L’édito : l’horreur d’un drame un jour de fête !

A la une, L'éditorial — 7 janvier 2026

Je vous adresse mes vœux les meilleurs pour cette nouvelle année. Je vous souhaite la santé, le bonheur et la prospérité, et renouvelle mon engagement, cette année encore, pour vous accompagner dans l’exploitation de votre établissement.

Malheureusement, cette nouvelle année s’ouvre sur le drame de Crans Montana, lequel m’inspire tristesse, impuissance et incompréhension et va inévitablement raisonner en termes de sécurité de nos établissements recevant du public.

Tristesse car ce sont des jeunes majoritairement, qui s’étaient rendus au bar Le Constellation, simplement pour faire la fête et que cette fête a viré au drame.

Impuissance face aux images terribles et au lourd bilan des morts et des blessés grièvement, autant de vie fauchées ou brisées.

Incompréhension quand les réglementations, souvent exigeantes et contraignantes, ont vocation à éviter ce genre de drame, même si le risque zéro n’existe pas. L’enquête dira ce qu’il en est des éventuels manquements au regard de la réglementation et définira les responsabilités.

Aujourd’hui, l’heure est au respect des victimes et des blessés, au soutien de leurs familles et de leurs proches, et non à une revalorisation quelconque de la part d’exploitants qui viendraient se positionner en exemplarité.

Face à l’ampleur du drame et l’émotion suscitée, cet incendie entraînera inévitablement des conséquences sur les conditions de sécurité relatives à l’accueil du public en France. Ce fut le cas déjà en 1970 après l’incendie du 5-7 à Saint-Laurent du Pont (146 victimes) et en 2016 après celui du Cuba Libre à Rouen (14 victimes). C’est ainsi que le cadre réglementaire existant est aujourd’hui strict et incontournable.

Les exploitants doivent prendre leur responsabilité, mais aussi l’administration qui contrôle majoritairement les clubs jugés à haut risque, ou les bars de nuit parce qu’il leur est accordé une dérogation d’ouverture au-delà de l’heure réglementaire, engageant ainsi la responsabilité du préfet.  Aussi, l’administration s’avère parfois moins pointilleuse avec des établissements qui échappent aux contrôles des commissions de sécurité auxquelles peut se substituer la visite du SPI (Service de prévention incendie) soit parce qu’ils sont classés en 5è catégorie, soit parce qu’ils ne sollicitent pas d’autorisation de nuit. L’objet de cette remarque n’est pas d’imposer des contrôles à ceux qui n’en auraient pas jusqu’à présent, mais de leur permettre, par ces contrôles de s’assurer qu’ils sont eux aussi en conformité et de les dégager de leur responsabilité en cas d’incident.
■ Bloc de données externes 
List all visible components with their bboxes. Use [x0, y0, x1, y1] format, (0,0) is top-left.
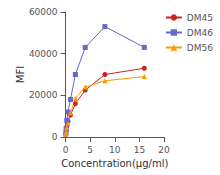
- svg-text:DM46: DM46: [187, 28, 213, 38]
- svg-text:60000: 60000: [29, 7, 58, 17]
- svg-text:20000: 20000: [29, 90, 58, 100]
- svg-text:20: 20: [158, 145, 170, 155]
- svg-text:5: 5: [87, 145, 93, 155]
- svg-text:15: 15: [134, 145, 145, 155]
- svg-text:40000: 40000: [29, 49, 58, 59]
- svg-text:0: 0: [52, 132, 58, 142]
- svg-text:0: 0: [63, 145, 69, 155]
- svg-text:DM45: DM45: [187, 13, 213, 23]
- svg-text:DM56: DM56: [187, 43, 213, 53]
- svg-text:Concentration(μg/ml): Concentration(μg/ml): [61, 158, 168, 169]
- svg-text:MFI: MFI: [15, 66, 26, 83]
- svg-text:10: 10: [109, 145, 121, 155]
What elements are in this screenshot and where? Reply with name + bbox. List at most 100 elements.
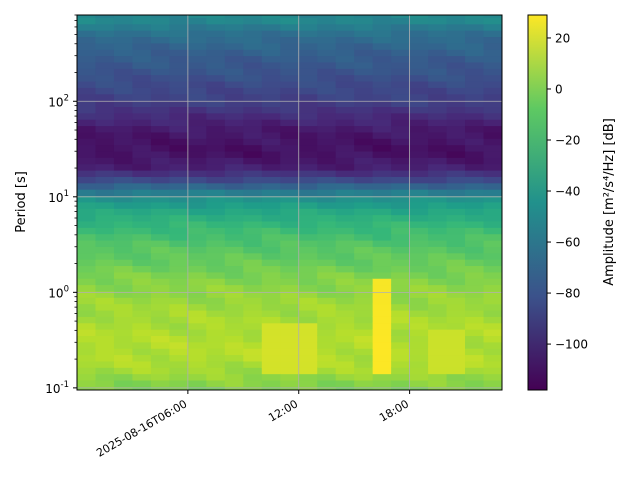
heatmap-cell <box>95 360 115 368</box>
heatmap-cell <box>224 316 244 324</box>
heatmap-cell <box>354 195 374 203</box>
heatmap-cell <box>502 195 521 202</box>
heatmap-cell <box>95 106 115 114</box>
heatmap-cell <box>446 157 466 165</box>
heatmap-cell <box>391 36 411 44</box>
heatmap-cell <box>77 106 97 114</box>
heatmap-cell <box>483 189 502 197</box>
heatmap-cell <box>261 182 281 190</box>
heatmap-cell <box>169 61 189 69</box>
heatmap-cell <box>132 100 152 107</box>
heatmap-cell <box>77 329 97 336</box>
heatmap-cell <box>446 284 466 292</box>
heatmap-cell <box>446 214 466 222</box>
heatmap-cell <box>77 36 97 44</box>
heatmap-cell <box>372 290 392 298</box>
heatmap-cell <box>261 189 281 197</box>
heatmap-cell <box>113 297 134 305</box>
heatmap-cell <box>243 150 263 158</box>
heatmap-cell <box>187 208 207 216</box>
heatmap-cell <box>224 112 244 120</box>
heatmap-cell <box>261 367 281 375</box>
heatmap-cell <box>95 214 115 222</box>
heatmap-cell <box>95 195 115 203</box>
heatmap-cell <box>224 214 244 222</box>
heatmap-cell <box>77 373 97 381</box>
heatmap-cell <box>446 246 466 254</box>
heatmap-cell <box>317 322 337 330</box>
heatmap-cell <box>335 87 355 95</box>
heatmap-cell <box>317 284 337 292</box>
heatmap-cell <box>132 239 152 247</box>
heatmap-cell <box>261 208 281 216</box>
heatmap-cell <box>261 322 281 330</box>
heatmap-cell <box>335 220 355 228</box>
heatmap-cell <box>483 341 502 349</box>
heatmap-cell <box>206 379 226 387</box>
heatmap-cell <box>169 189 189 197</box>
heatmap-cell <box>483 131 502 139</box>
heatmap-cell <box>317 201 337 209</box>
heatmap-cell <box>317 23 337 31</box>
heatmap-cell <box>113 182 134 190</box>
heatmap-cell <box>317 42 337 50</box>
heatmap-cell <box>391 157 411 165</box>
heatmap-cell <box>335 176 355 184</box>
heatmap-cell <box>261 297 281 305</box>
heatmap-cell <box>391 329 411 336</box>
heatmap-cell <box>206 335 226 343</box>
heatmap-cell <box>502 259 521 266</box>
heatmap-cell <box>150 265 170 273</box>
heatmap-cell <box>132 80 152 88</box>
heatmap-cell <box>169 233 189 241</box>
heatmap-cell <box>354 36 374 44</box>
heatmap-cell <box>354 348 374 356</box>
heatmap-cell <box>243 119 263 127</box>
heatmap-cell <box>206 208 226 216</box>
heatmap-cell <box>409 138 429 146</box>
heatmap-cell <box>298 379 318 387</box>
heatmap-cell <box>483 354 502 362</box>
heatmap-cell <box>132 176 152 184</box>
heatmap-cell <box>428 49 448 57</box>
heatmap-cell <box>243 93 263 101</box>
heatmap-cell <box>224 182 244 190</box>
heatmap-cell <box>206 42 226 50</box>
heatmap-cell <box>169 373 189 381</box>
heatmap-cell <box>354 170 374 177</box>
heatmap-cell <box>409 284 429 292</box>
heatmap-cell <box>391 100 411 107</box>
heatmap-cell <box>280 131 300 139</box>
heatmap-cell <box>409 93 429 101</box>
colorbar <box>527 14 548 391</box>
heatmap-cell <box>372 150 392 158</box>
heatmap-cell <box>354 379 374 387</box>
heatmap-cell <box>206 303 226 311</box>
heatmap-cell <box>132 119 152 127</box>
heatmap-cell <box>132 290 152 298</box>
heatmap-cell <box>465 80 485 88</box>
heatmap-cell <box>132 49 152 57</box>
heatmap-cell <box>95 271 115 279</box>
heatmap-cell <box>298 316 318 324</box>
heatmap-cell <box>428 176 448 184</box>
heatmap-cell <box>354 49 374 57</box>
heatmap-cell <box>206 170 226 177</box>
heatmap-cell <box>446 30 466 38</box>
heatmap-cell <box>77 233 97 241</box>
heatmap-cell <box>224 106 244 114</box>
heatmap-cell <box>298 297 318 305</box>
heatmap-cell <box>280 322 300 330</box>
heatmap-cell <box>113 176 134 184</box>
heatmap-cell <box>77 93 97 101</box>
heatmap-cell <box>465 233 485 241</box>
heatmap-cell <box>372 93 392 101</box>
heatmap-cell <box>206 80 226 88</box>
heatmap-cell <box>335 348 355 356</box>
heatmap-cell <box>113 61 134 69</box>
heatmap-cell <box>113 284 134 292</box>
heatmap-cell <box>483 252 502 260</box>
heatmap-cell <box>77 30 97 38</box>
heatmap-cell <box>113 271 134 279</box>
heatmap-cell <box>95 36 115 44</box>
Aussi, je vous conseille de faire le point en urgence sur vos dispositifs de sécurité, en liaison avec vos prestataires, sur la base de vos procès-verbaux de commission de sécurité.
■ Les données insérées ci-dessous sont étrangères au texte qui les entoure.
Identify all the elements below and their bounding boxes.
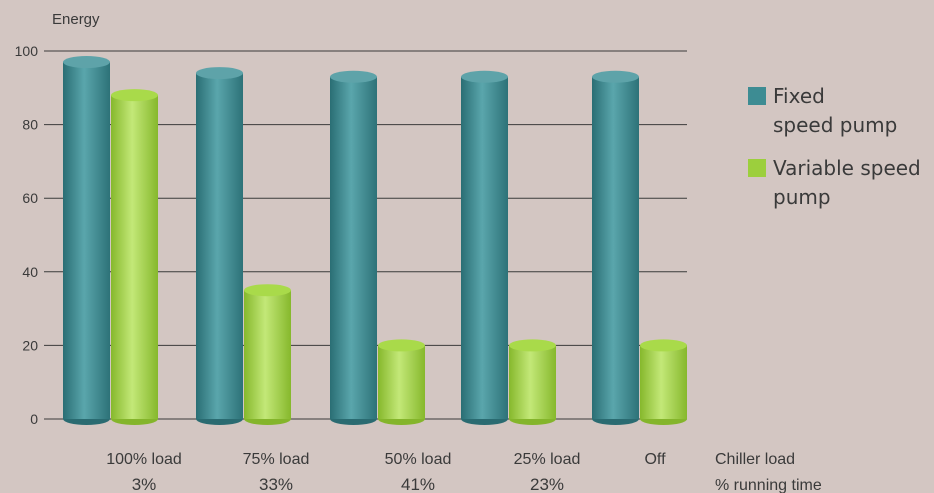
x-running-time-label: 23% <box>530 475 564 493</box>
x-caption-line2: % running time <box>715 477 822 493</box>
y-tick-label: 60 <box>22 190 38 206</box>
x-running-time-label: 3% <box>132 475 157 493</box>
legend-label-variable: Variable speed pump <box>773 156 921 209</box>
legend-swatch-fixed <box>748 87 766 105</box>
bar-variable-1 <box>244 284 291 425</box>
x-running-time-label: 41% <box>401 475 435 493</box>
y-tick-label: 20 <box>22 337 38 353</box>
bar-variable-0 <box>111 89 158 425</box>
y-tick-label: 40 <box>22 264 38 280</box>
legend-label-fixed: Fixed speed pump <box>773 84 898 137</box>
bar-fixed-0 <box>63 56 110 425</box>
x-running-time-label: 33% <box>259 475 293 493</box>
x-category-label: 75% load <box>243 451 310 468</box>
x-caption-line1: Chiller load <box>715 451 795 468</box>
legend-item-fixed: Fixed speed pump <box>748 82 933 140</box>
legend: Fixed speed pump Variable speed pump <box>748 82 933 226</box>
legend-swatch-variable <box>748 159 766 177</box>
bar-fixed-4 <box>592 70 639 425</box>
bar-fixed-1 <box>196 67 243 425</box>
legend-item-variable: Variable speed pump <box>748 154 933 212</box>
x-category-label: 50% load <box>385 451 452 468</box>
x-category-label: 25% load <box>514 451 581 468</box>
bar-variable-3 <box>509 339 556 425</box>
bar-variable-4 <box>640 339 687 425</box>
y-tick-label: 100 <box>15 43 39 59</box>
bar-fixed-3 <box>461 70 508 425</box>
y-axis-label: Energy <box>52 11 100 28</box>
bar-fixed-2 <box>330 70 377 425</box>
y-tick-label: 80 <box>22 117 38 133</box>
x-category-label: Off <box>644 451 666 468</box>
x-category-label: 100% load <box>106 451 182 468</box>
bar-variable-2 <box>378 339 425 425</box>
y-tick-label: 0 <box>30 411 38 427</box>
En responsabilité, chacun est garant de la sécurité du public.

Je suis à votre disposition avec Rémi Calmon, Directeur exécutif, pour un audit de votre établissement et vous apporter notre expertise et notre expérience en matière de sécurité.

Je vous renouvelle mes vœux, vous remercie pour votre fidélité à notre syndicat et la confiance que vous me portez depuis toutes ces années.